DOE Funded Charging Stations Go Under; EV’s on the Move with GM & VW; Google Lifts Solar Plane’s Global Voyage; U.S. Grants LNG Exports

Electric Vehicles On the Move

Ecotality Inc, a San Francisco-based maker of charging stations for electric cars under the Blink and Minit Charger brands that won a $99.8 million grant from the U.S. Department of Energy in 2009 has filed for bankruptcy protection, and plans to auction its assets next month, according to Reuters. According to a court filing, the Energy Department is owed $6.5 million as the largest unsecured creditor of Ecotality affiliate Electric Transportation Engineering Corp.
Ecotality is just one more on a growing list of U.S. clean transportation companies that have struggled against or succumbed to consumer resistance to the high cost and restricted driving range associated with electric vehicles.

Undaunted by the slow traction of electric vehicles in the U.S., Volkswagen will enter the US EV market in 2015 with the e-Golf, according to the New York Times. It’s a charge-up version of the company’s subcompact car.

General Motors also announced it was at work on another electric car that could go 200 miles per charge at a cost of about $30,000, far cheaper than Tesla Motors’ $71,000, all-electric Model S. The Model S can go up to 265 miles on a single charge.  GM believes that a moderately priced electric car with a 200-mile range would make EVs more appealing to Americans, as price and driving range have both been sticking points for US consumers, according to the Washington Post.

Google Invests in More Clean Energy

Google has agreed to purchase the entire output of the 240-megawatt Happy Hereford wind farm outside of Amarillo, Texas, which is expected to start producing energy in late 2014. Chermac Energy, a small, Native American-owned company based in Oklahoma, is developing the farm.  It will provide electricity to the Southwest Power Pool, the regional grid that powers Google’s data center in Oklahoma, according to the Mercury News. The price of the deal was not disclosed, but Google has invested more than $1 billion in several renewable energy projects, including a solar power plant that will be built in South Africa, the Ivanpah solar power plant in California’s Mojave Desert, the Spinning Spur Wind Farm in West Texas, the Rippey Wind Farm in Iowa, and Alta Wind Energy Center near the Tehachapi Mountains.

Discovery.com is reporting that solar airplane maker Solar Impulse is teaming team up with Google to promote its goal of circumnavigating the globe in 2015 using only solar energy. They will work together to enhance Solar Impulse’s social media presence as it prepares for its planned flight around the world.
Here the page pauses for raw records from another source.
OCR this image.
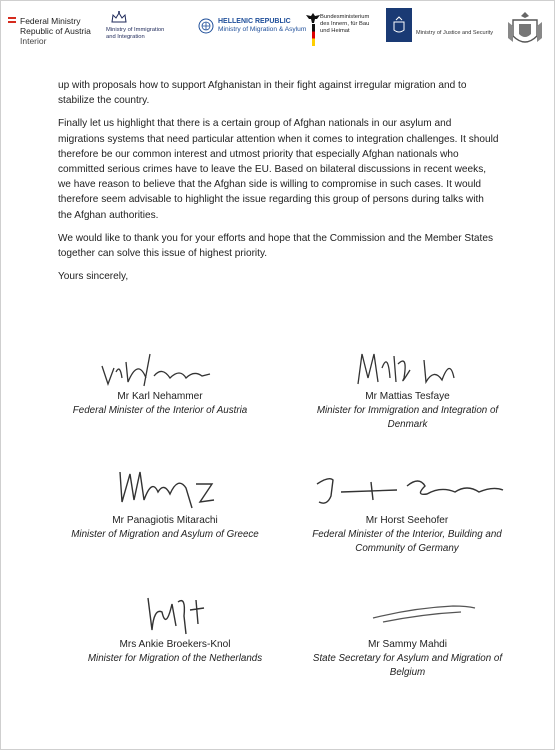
Federal Ministry
Republic of Austria
Interior
Ministry of Immigration
and Integration
HELLENIC REPUBLIC
Ministry of Migration & Asylum
Bundesministerium
des Innern, für Bau
und Heimat	Ministry of Justice and Security

up with proposals how to support Afghanistan in their fight against irregular migration and to stabilize the country.

Finally let us highlight that there is a certain group of Afghan nationals in our asylum and migrations systems that need particular attention when it comes to integration challenges. It should therefore be our common interest and utmost priority that especially Afghan nationals who committed serious crimes have to leave the EU. Based on bilateral discussions in recent weeks, we have reason to believe that the Afghan side is willing to compromise in such cases. It would therefore seem advisable to highlight the issue regarding this group of persons during talks with the Afghan authorities.

We would like to thank you for your efforts and hope that the Commission and the Member States together can solve this issue of highest priority.

Yours sincerely,

Mr Karl Nehammer
Federal Minister of the Interior of Austria
Mr Mattias Tesfaye
Minister for Immigration and Integration of Denmark
Mr Panagiotis Mitarachi
Minister of Migration and Asylum of Greece
Mr Horst Seehofer
Federal Minister of the Interior, Building and Community of Germany
Mrs Ankie Broekers-Knol
Minister for Migration of the Netherlands
Mr Sammy Mahdi
State Secretary for Asylum and Migration of Belgium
The newly announced partnership is the product of a successful collaboration with Google during Solar Impulse’s record-setting, coast-to-coast flight across the United States this past summer, according to company officials.

LNG Exports Granted to Dominion

The DOE gave Dominion Resources permission to export natural gas from its southern Maryland terminal to countries that don’t have free trade agreements with the United States, says the Washington Post. The Energy Department said that Richmond, Va.-based Dominion has received conditional approval to expand exports of natural gas from its Cove Point terminal in Calvert County, Md. Dominion had previously been authorized to export the fuel only to countries with free trade agreements. But now the department says Dominion can export up to 770 million cubic feet of natural gas a day over a 20-year period. Dominion and other energy companies see a lucrative overseas market for U.S. natural gas, which is cheaper than natural gas in Europe and Asia.  Environmental groups blasted the decision, saying that Maryland residents will end up paying the price of exporting fracked gas from Cove Point.  The Chesapeake Climate Action Network plans to challenge Dominion’s efforts to obtain federal and state permits for the project.

Thomas F. Farrell II, Dominion’s CEO, told an audience at the Wall Street Journal’s ECOnomics conference that the firm’s biggest initiatives include both the export of natural gas to Asian countries and the build out of natural gas vehicle infrastructure for private trucking fleets in the U.S.

NREL, DOE, and DoD Working Together

The newest building at the National Renewable Energy Laboratory (NREL) in Golden, CO. will let scientists and industry researchers test what happens to the electricity grid when renewable energy is added to the load, reports the Denver Business Journal.  The Energy Systems Integration Facility, which cost $135 million, will support research by both the public and private sectors that’s aimed at updating the U.S. electrical power grid so it can handle more renewable energy. The electrical connections in the building will be capable of handling up to 1 megawatt of power, according to NREL officials. DOE Secretary Ernest Moniz was on hand to dedicate the building as the first of its kind in the country.

Other research efforts underway at the center include a collaborative research effort involving the DOE, NREL, and Toyota Motor Engineering & Manufacturing in North America that will use 20 Toyota Prius plug-in hybrid electric vehicles to explore the best ways to integrate electric-only vehicles into the grid.

Moreover, NREL and the US Army are working together to develop a Consolidated Utility Base Energy (CUBE) System, a power system that integrates solar power systems, batteries, and a generator to provide electricity to forward operating bases (FOBs), according to Solar Industry Magazine.